10/03/2026

El derecho que apoyaba Marx pero condenan los marxistas (ambos por conveniencia, claro)

Titulo original: Por qué Karl Marx apoyaba el derecho a las armas pero los marxistas no

Karl Marx al estilo ‘Pulp Fiction’. (ElConfidencial)

(Por Jon Miltimore*) Por sólo 10.77 dólares, la gente puede ir a Amazon y comprar arte para guindar en la pared con citas de Ronald Reagan aparentemente defendiendo la Segunda Enmienda.

“Bajo ningún pretexto deben entregarse las armas y las municiones“, dice el texto junto a una imagen de Reagan; “cualquier intento de desarmar al pueblo debe ser detenido, por la fuerza si es necesario”.

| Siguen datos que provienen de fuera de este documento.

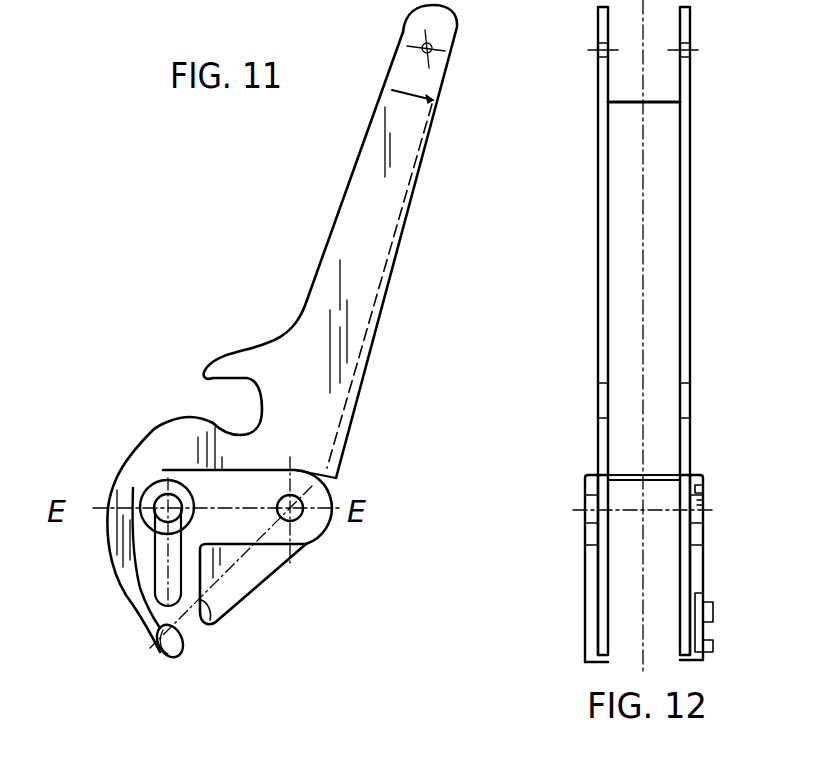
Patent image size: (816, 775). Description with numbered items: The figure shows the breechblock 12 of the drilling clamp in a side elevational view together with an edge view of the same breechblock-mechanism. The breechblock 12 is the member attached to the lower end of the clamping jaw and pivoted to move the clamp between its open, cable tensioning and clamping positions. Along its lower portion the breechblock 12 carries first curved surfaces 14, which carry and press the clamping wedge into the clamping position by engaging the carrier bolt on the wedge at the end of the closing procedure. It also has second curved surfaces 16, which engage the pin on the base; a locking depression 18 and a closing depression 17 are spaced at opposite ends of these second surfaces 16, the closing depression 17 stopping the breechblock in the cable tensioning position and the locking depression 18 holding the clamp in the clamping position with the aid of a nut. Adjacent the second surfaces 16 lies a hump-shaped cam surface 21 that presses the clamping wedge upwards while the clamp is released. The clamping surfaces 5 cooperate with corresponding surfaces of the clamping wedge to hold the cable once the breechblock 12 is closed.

In FIG. 11, the clamping surfaces 5 is at (400, 193).
In FIG. 11, the breechblock 12 is at (353, 245).
In FIG. 12, the breechblock 12 is at (604, 248).
In FIG. 11, the first curved surfaces 14 is at (237, 383).
In FIG. 11, the hump-shaped cam surface 21 is at (187, 415).
In FIG. 11, the locking depression 18 is at (146, 481).
In FIG. 12, the locking depression 18 is at (704, 490).
In FIG. 11, the closing depression 17 is at (150, 632).
In FIG. 12, the closing depression 17 is at (707, 625).
In FIG. 11, the second curved surfaces 16 is at (197, 620).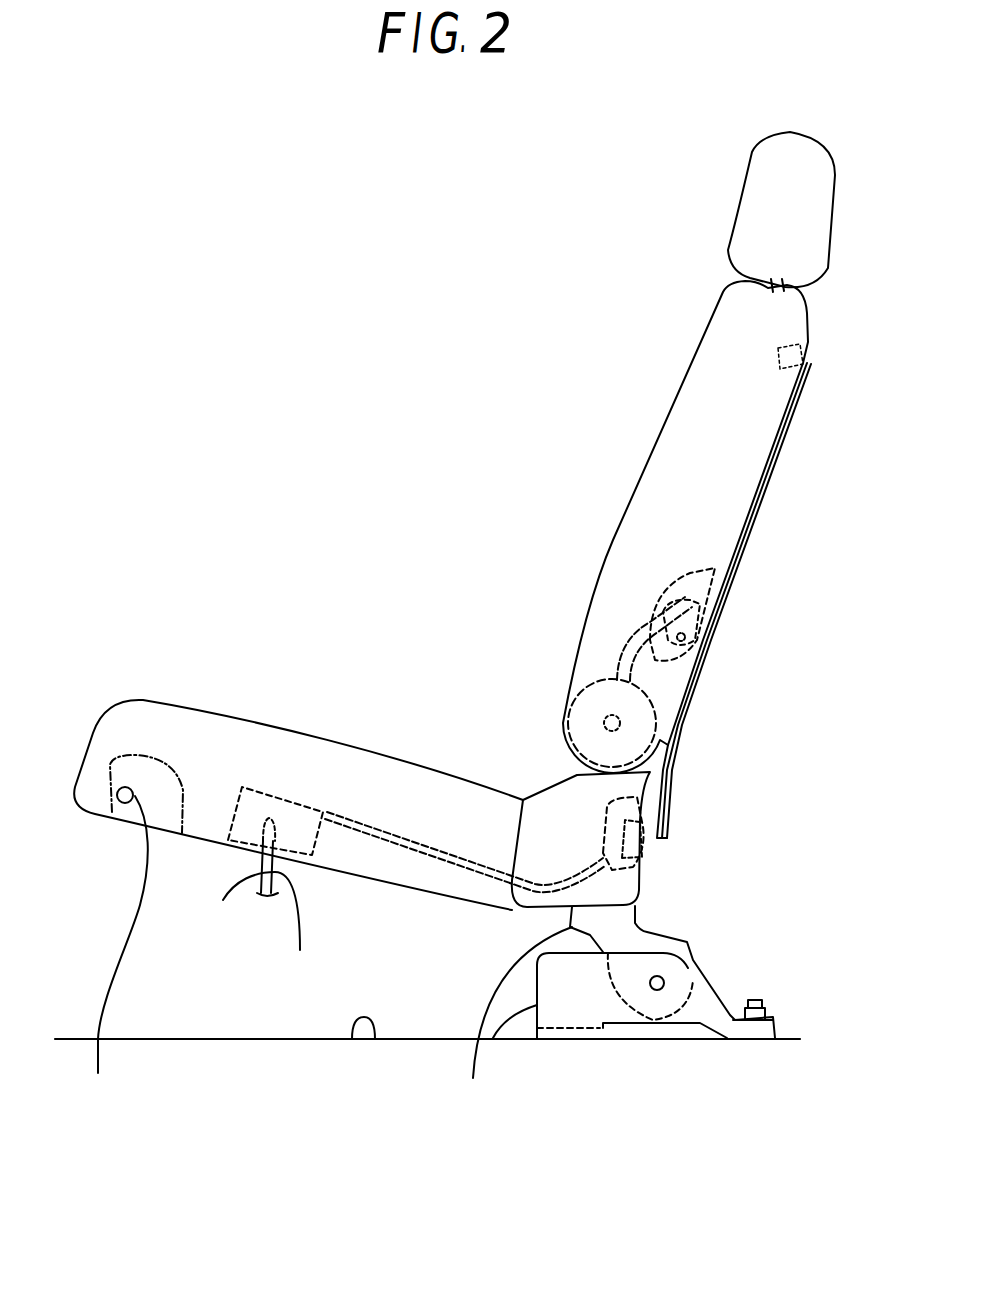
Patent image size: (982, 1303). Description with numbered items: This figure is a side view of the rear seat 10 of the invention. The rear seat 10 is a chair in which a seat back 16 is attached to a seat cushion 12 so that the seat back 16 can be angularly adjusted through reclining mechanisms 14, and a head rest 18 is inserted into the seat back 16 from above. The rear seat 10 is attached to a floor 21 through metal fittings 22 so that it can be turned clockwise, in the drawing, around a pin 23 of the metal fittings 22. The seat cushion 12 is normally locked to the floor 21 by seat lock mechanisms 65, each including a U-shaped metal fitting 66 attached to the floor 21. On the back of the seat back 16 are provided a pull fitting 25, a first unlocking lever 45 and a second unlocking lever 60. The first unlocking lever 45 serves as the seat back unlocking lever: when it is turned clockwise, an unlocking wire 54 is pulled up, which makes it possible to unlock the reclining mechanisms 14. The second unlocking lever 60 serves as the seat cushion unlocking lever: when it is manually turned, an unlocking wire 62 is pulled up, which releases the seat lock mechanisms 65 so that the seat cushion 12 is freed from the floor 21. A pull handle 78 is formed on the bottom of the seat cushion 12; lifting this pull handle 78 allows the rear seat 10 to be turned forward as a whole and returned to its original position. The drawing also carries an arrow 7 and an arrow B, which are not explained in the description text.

The rear seat 10 is at (375, 280).
The seat cushion 12 is at (302, 738).
The reclining mechanisms 14 is at (564, 674).
The seat back 16 is at (630, 493).
The head rest 18 is at (735, 211).
The floor 21 is at (375, 1039).
The metal fittings 22 is at (473, 1078).
The pin 23 is at (664, 981).
The pull fitting 25 is at (750, 517).
The first unlocking lever 45 is at (697, 605).
The unlocking wire 54 is at (630, 643).
The second unlocking lever 60 is at (643, 853).
The unlocking wire 62 is at (407, 835).
The seat lock mechanisms 65 is at (233, 886).
The U-shaped metal fitting 66 is at (300, 950).
The direction arrow 7 is at (323, 895).
The pull handle 78 is at (98, 1073).
The direction of movement B is at (780, 643).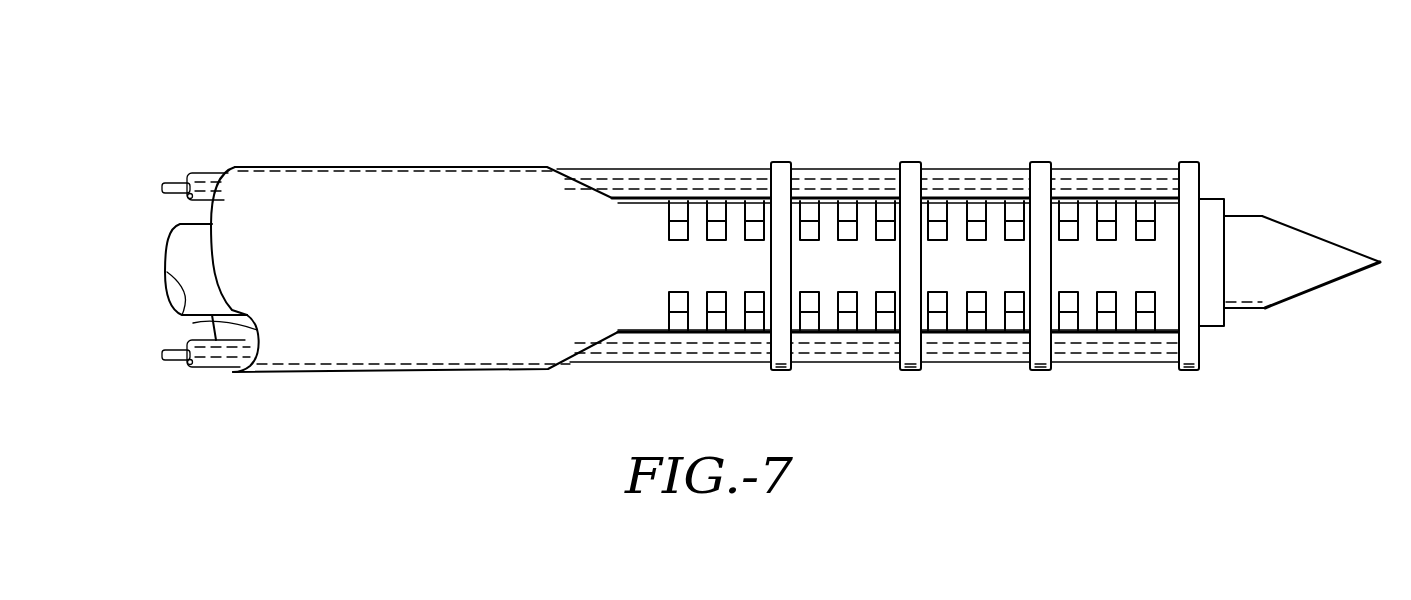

Hay algunos problemas con la cita, pero el mayor es que Reagan nunca la dijo.

Como han señalado numerosos verificadores de hechos, el autor de la cita no es otro que Karl Marx, el filósofo alemán y autor de El Manifiesto Comunista, que utilizó un lenguaje casi textualmente exacto a éste en un discurso en Londres en 1850.

“Bajo ningún pretexto deben entregarse las armas y las municiones; cualquier intento de desarmar a los trabajadores debe ser frustrado, por la fuerza si es necesario”, dijo Marx en su “Discurso del Comité Central a la Liga Comunista”.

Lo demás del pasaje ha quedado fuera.